1Department of Molecular Imunnogenetic, Institute of Transfusion Medicine, Sarajevo, Bosnia and Herzegovina
2Department of Biology, Faculty of Science, Sarajevo, Bosnia and Herzegovina
3Department of Immunology, Clinical Center University of Sarajevo, Sarajevo, Bosnia and Herzegovina

Keywords: Genotype, human leukocyte antigen-B*27, human leukocyte antigen system, protective allelic groups, spondyloarthropathies

Abstract

Objectives: This study aims to investigate the low-resolution human leukocyte antigen (HLA)-B locus polymorphisms between unrelated healthy individuals and patients with diagnosis of seronegative spondyloarthropathies and determine risky and protective allelic groups and genotypes.
Patients and methods: The study included 104 healthy control individuals (52 males, 52 females; median age 43 years; range 2 to 76 years) and 96 patients (43 males, 53 females; median age 28.5 years; range 2 to 67 years) diagnosed with: ankylosing spondylitis (AS) (n=19), reactive arthritis (n=19), psoriatic arthritis (n=28) and undifferentiated spondyloarthropathies (n=30).

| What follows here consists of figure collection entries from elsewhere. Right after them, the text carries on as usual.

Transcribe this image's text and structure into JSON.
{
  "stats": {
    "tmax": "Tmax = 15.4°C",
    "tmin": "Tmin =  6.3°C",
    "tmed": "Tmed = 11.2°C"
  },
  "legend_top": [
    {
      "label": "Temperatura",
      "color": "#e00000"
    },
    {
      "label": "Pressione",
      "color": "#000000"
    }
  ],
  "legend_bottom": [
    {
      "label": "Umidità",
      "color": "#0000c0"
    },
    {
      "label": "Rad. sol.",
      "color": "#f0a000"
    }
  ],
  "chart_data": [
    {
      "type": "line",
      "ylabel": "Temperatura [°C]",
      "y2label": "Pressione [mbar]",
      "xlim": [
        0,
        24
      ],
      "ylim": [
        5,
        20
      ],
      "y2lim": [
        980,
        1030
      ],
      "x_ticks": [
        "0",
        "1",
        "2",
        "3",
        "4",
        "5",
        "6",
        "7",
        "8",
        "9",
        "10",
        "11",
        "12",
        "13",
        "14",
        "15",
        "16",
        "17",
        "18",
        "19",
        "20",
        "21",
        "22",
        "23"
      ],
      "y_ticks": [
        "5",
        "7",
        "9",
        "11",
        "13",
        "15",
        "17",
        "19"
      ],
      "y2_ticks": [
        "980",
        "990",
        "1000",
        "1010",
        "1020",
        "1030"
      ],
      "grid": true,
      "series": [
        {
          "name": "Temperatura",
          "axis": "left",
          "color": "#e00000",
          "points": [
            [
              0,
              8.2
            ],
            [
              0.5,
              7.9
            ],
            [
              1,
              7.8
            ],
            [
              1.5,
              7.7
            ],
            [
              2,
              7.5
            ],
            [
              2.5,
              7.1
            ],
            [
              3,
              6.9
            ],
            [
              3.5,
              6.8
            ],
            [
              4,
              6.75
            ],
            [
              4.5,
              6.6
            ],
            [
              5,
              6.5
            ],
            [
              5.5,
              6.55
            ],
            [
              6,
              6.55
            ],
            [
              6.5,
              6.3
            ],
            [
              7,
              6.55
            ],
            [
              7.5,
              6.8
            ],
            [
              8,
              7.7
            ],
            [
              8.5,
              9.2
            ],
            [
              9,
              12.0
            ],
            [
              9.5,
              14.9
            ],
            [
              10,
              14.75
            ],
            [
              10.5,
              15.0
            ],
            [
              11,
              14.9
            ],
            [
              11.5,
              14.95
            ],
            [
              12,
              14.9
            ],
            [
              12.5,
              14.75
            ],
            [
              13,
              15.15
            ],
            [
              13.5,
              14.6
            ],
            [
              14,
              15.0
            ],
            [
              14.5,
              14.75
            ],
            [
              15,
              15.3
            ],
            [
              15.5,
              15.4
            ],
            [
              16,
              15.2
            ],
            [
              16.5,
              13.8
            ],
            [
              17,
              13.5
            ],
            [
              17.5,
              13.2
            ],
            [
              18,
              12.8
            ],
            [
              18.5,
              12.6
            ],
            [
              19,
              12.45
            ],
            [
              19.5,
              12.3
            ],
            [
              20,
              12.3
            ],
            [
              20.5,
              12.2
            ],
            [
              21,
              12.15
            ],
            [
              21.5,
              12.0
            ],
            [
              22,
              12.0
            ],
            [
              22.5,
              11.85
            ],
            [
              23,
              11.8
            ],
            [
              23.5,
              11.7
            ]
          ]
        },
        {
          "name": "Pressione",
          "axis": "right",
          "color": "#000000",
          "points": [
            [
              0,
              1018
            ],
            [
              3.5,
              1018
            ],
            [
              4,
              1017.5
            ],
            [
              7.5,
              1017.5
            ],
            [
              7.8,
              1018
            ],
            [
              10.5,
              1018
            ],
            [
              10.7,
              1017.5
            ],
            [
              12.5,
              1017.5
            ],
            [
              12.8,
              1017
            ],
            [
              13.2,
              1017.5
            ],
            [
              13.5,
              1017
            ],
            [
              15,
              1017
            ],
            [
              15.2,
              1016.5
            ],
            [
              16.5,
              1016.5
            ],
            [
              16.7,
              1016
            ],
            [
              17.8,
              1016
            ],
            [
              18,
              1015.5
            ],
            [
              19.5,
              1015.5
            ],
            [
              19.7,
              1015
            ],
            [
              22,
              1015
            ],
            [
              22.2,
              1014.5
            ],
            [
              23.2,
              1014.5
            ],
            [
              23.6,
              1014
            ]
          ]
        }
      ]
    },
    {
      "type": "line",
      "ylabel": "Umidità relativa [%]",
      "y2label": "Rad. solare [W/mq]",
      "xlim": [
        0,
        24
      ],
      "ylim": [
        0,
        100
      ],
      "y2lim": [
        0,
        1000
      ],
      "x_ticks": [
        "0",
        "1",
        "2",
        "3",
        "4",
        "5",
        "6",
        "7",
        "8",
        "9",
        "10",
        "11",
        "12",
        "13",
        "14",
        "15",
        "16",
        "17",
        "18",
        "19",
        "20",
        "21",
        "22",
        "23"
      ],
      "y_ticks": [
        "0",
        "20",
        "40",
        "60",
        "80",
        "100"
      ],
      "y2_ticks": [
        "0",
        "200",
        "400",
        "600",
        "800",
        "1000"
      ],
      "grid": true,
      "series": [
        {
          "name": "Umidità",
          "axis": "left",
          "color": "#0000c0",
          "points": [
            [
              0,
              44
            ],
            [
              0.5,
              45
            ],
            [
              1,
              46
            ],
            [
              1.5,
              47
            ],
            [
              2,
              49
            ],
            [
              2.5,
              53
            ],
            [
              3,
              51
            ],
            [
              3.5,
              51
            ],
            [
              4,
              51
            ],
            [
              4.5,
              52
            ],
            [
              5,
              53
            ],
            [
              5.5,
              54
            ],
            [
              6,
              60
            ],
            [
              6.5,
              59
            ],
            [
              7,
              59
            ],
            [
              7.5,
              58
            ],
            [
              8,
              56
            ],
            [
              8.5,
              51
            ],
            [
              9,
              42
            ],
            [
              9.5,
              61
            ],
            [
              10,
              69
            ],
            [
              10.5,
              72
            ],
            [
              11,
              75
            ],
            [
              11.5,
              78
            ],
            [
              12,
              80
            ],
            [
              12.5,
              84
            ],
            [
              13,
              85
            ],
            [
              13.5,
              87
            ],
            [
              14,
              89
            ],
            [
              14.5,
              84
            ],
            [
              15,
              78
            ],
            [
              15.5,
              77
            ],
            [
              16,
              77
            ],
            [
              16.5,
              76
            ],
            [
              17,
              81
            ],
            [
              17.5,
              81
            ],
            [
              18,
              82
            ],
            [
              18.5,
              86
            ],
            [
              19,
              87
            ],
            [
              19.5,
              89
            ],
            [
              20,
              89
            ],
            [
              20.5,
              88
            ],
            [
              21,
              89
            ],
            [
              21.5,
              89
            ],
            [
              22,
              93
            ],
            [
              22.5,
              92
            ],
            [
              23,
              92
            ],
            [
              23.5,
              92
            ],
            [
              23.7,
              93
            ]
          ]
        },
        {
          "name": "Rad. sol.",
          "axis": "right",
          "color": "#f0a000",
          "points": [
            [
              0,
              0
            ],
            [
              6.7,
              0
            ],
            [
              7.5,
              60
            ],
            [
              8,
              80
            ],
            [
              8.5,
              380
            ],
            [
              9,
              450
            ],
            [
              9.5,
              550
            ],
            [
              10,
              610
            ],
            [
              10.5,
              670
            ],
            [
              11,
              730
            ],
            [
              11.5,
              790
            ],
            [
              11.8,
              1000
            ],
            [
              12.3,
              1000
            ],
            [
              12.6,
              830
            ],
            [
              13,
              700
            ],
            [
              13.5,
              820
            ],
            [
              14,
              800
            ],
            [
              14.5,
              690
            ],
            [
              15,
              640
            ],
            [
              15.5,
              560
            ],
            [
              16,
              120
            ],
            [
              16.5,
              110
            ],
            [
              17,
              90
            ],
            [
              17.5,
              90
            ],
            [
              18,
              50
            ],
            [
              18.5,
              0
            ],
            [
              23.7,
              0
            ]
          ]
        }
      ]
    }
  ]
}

Genomic deoxyribonucleic acid was extracted from peripheral blood to detect allelic groups of HLA class I and II. Single-specific-primer polymerase chain reaction was used for HLA genotyping and visualization of products after their separation on 1.5% agarose gel for horizontal gel electrophoresis.
Results: Significantly increased frequency was found for HLA-A*02 and HLA-B*27 allelic variants in all groups of patients. The increased frequency of the HLA-B*35 allelic group in the control group represents the protective gene variant for the occurrence of AS. The predisposing genotype (HLA-B*27/B*44 and B*27/B*51) for the onset of disease was only found in AS patients.
Conclusion: This study shows the strong association of HLA-B*27 antigen with spondyloarthropathies, which is considered a risk variant of the gene for the onset of disease. Protective and risky allelic variants and genotypes are rare and their detection as well as increased frequency are possible if larger numbers of patients are involved.

Conflict of Interest

The authors declared no conflicts of interest with respect to the authorship and/or publication of this article.

Financial Disclosure

The authors received no financial support for the research and/or authorship of this article.